Thanking me is one thing, but you keep giving me they long descriptions of your circumstances and  problems that I really do not care about and no one else does either. Save your energy with these stories, as no one cares. Spend your energy finding answers,  you are in a fight for your life here and you are showing zero urgency to me, when you make these posts... you just don't seem to get it. You keep telling me you are fine when you are not fine. saying things like "i have anger problems but i dont really because blah blah blah."  

if you knew everything and everything you knew was correct, how come you arent doing great? Did you ever think about that?

 

 the physical thing is the thing that worries me as there is no cure from what I can see and learn about the illness.

I am telling you to question everything, and you say you do not have a problem with that... remember i said you are easily influenced and do not question things? You denied it.

If you believe that there is no cure, you will never look.

Read this statement about as many times as it takes to understand what im saying and then read it again. You believe this statement with out questioning it, "there is no cure for lyme disease."

When allopathic doctors say there is no cure, they mean they have not found a drug ( something that can be patented and sold ) or they do not have an operation that can fix the problem. that is all there is to them and that is all they are speaking of when they say no cure. 


i used google...just now... for 10 seconds.

and found this which says cats claw is effective and surprise... I told you to try it earlier.
http://www.naturalhealthmag.com/blogs/your-health/natural-treatment-lyme-disease

here is a page about ahcc 
http://ahccresearch.com/index.html

the other thing i recommended....is a wonder drug or sorts for immune systems.

 

So from my perspective and this is why im done.... in the first post I gave you gold, and you couldn't see it. In the second post I told you to use google and if you had you would have found the cats claw stuff, but I think that you are emotionally in the stage where action is overwhelming and you need therapy. 

You come back with thanks and with stories and beliefs that you can not be cured. this means i am failing you as a resource because I have not been able to reach you. It is because maybe it just not your time?

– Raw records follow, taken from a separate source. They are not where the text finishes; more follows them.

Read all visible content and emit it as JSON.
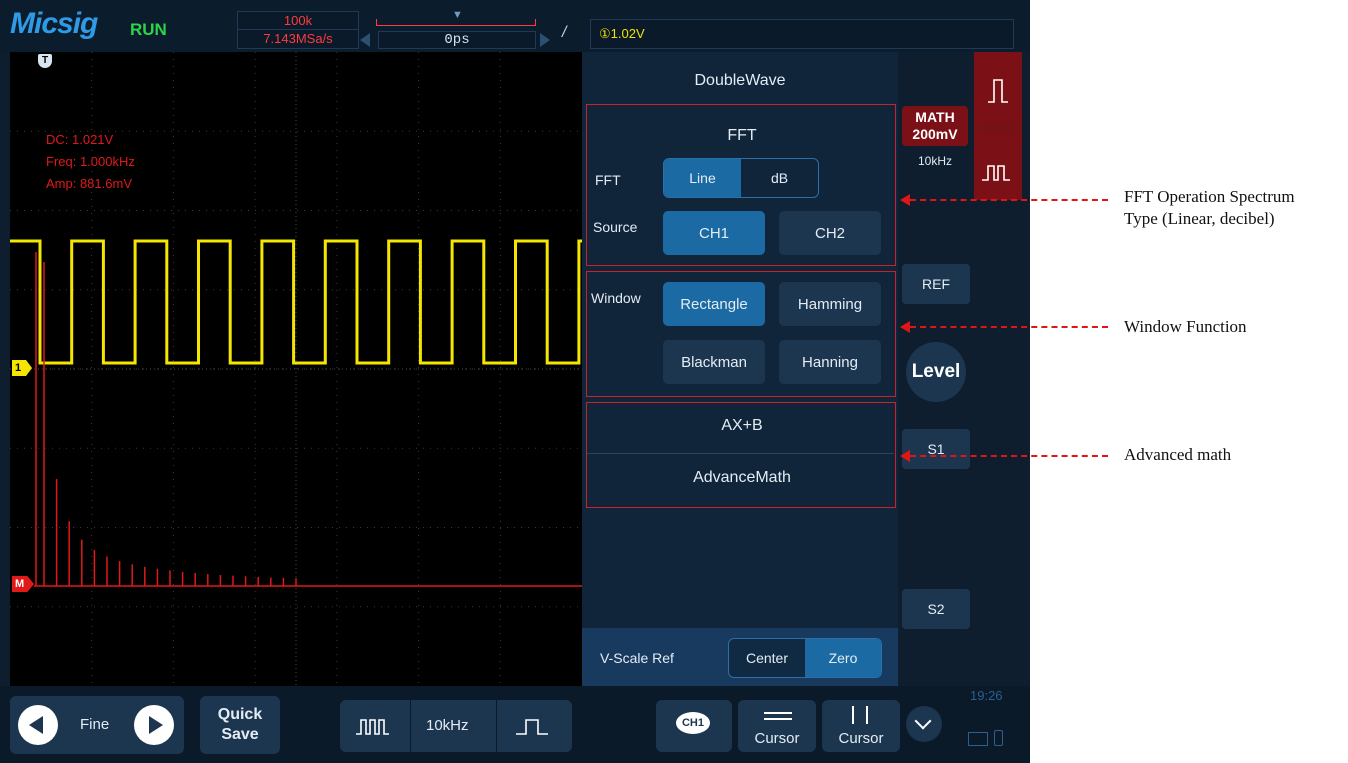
{
  "header": {
    "brand": "Micsig",
    "run_state": "RUN",
    "record_length": "100k",
    "sample_rate": "7.143MSa/s",
    "horizontal_position": "0ps",
    "trigger_slope": "/",
    "trigger_level": "\u00001.02V"
  },
  "waveform": {
    "measurements": [
      "DC: 1.021V",
      "Freq: 1.000kHz",
      "Amp: 881.6mV"
    ],
    "trigger_marker": "T",
    "ch1_marker": "1",
    "math_marker": "M",
    "ch1_color": "#f4e600",
    "math_color": "#e01919",
    "fft_magnitudes": [
      1.0,
      0.33,
      0.2,
      0.143,
      0.111,
      0.091,
      0.077,
      0.067,
      0.059,
      0.053,
      0.048,
      0.043,
      0.04,
      0.037,
      0.034,
      0.032,
      0.03,
      0.028,
      0.026,
      0.025,
      0.024
    ]
  },
  "menu": {
    "title": "DoubleWave",
    "fft": {
      "title": "FFT",
      "type_label": "FFT",
      "type_options": [
        "Line",
        "dB"
      ],
      "type_selected": "Line",
      "source_label": "Source",
      "source_options": [
        "CH1",
        "CH2"
      ],
      "source_selected": "CH1"
    },
    "window": {
      "label": "Window",
      "options": [
        "Rectangle",
        "Hamming",
        "Blackman",
        "Hanning"
      ],
      "selected": "Rectangle"
    },
    "axb_label": "AX+B",
    "advanced_label": "AdvanceMath",
    "vscale": {
      "label": "V-Scale Ref",
      "options": [
        "Center",
        "Zero"
      ],
      "selected": "Zero"
    }
  },
  "sidebar": {
    "math_title": "MATH",
    "math_scale": "200mV",
    "math_freq": "10kHz",
    "ref_label": "REF",
    "level_label": "Level",
    "s1_label": "S1",
    "s2_label": "S2",
    "time": "19:26"
  },
  "bottom": {
    "fine_label": "Fine",
    "quick_save_line1": "Quick",
    "quick_save_line2": "Save",
    "auto_freq": "10kHz",
    "ch1_chip": "CH1",
    "cursor_h_label": "Cursor",
    "cursor_v_label": "Cursor"
  },
  "annotations": {
    "fft_type_line1": "FFT Operation Spectrum",
    "fft_type_line2": "Type (Linear, decibel)",
    "window_function": "Window Function",
    "advanced_math": "Advanced math"
  }
}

who knows.. but I have my own things to focus my energy on. 

If you want to thank me listen to this, this is what i want! This will have me feel like what I did was worth it!

1) no more replies thanking me and telling me stories.
2) get your self into therapy, no one should have to go through this alone.
3) at least look at the 2 books I recommended (links below) and the 2 herbs I posted before, and most importantly keep looking for answers!

http://www.amazon.com/You-Can-Heal-Your-Life/dp/0937611018
http://www.amazon.com/How-Forgive-When-You-Cant/dp/098243071X/ref=sr_1_1?s=books&ie=UTF8&qid=1418331513&sr=1-1&keywords=how+to+forgive+when+you+cannot

 

ok? I'm going to sever all contact with you now, its just for the best.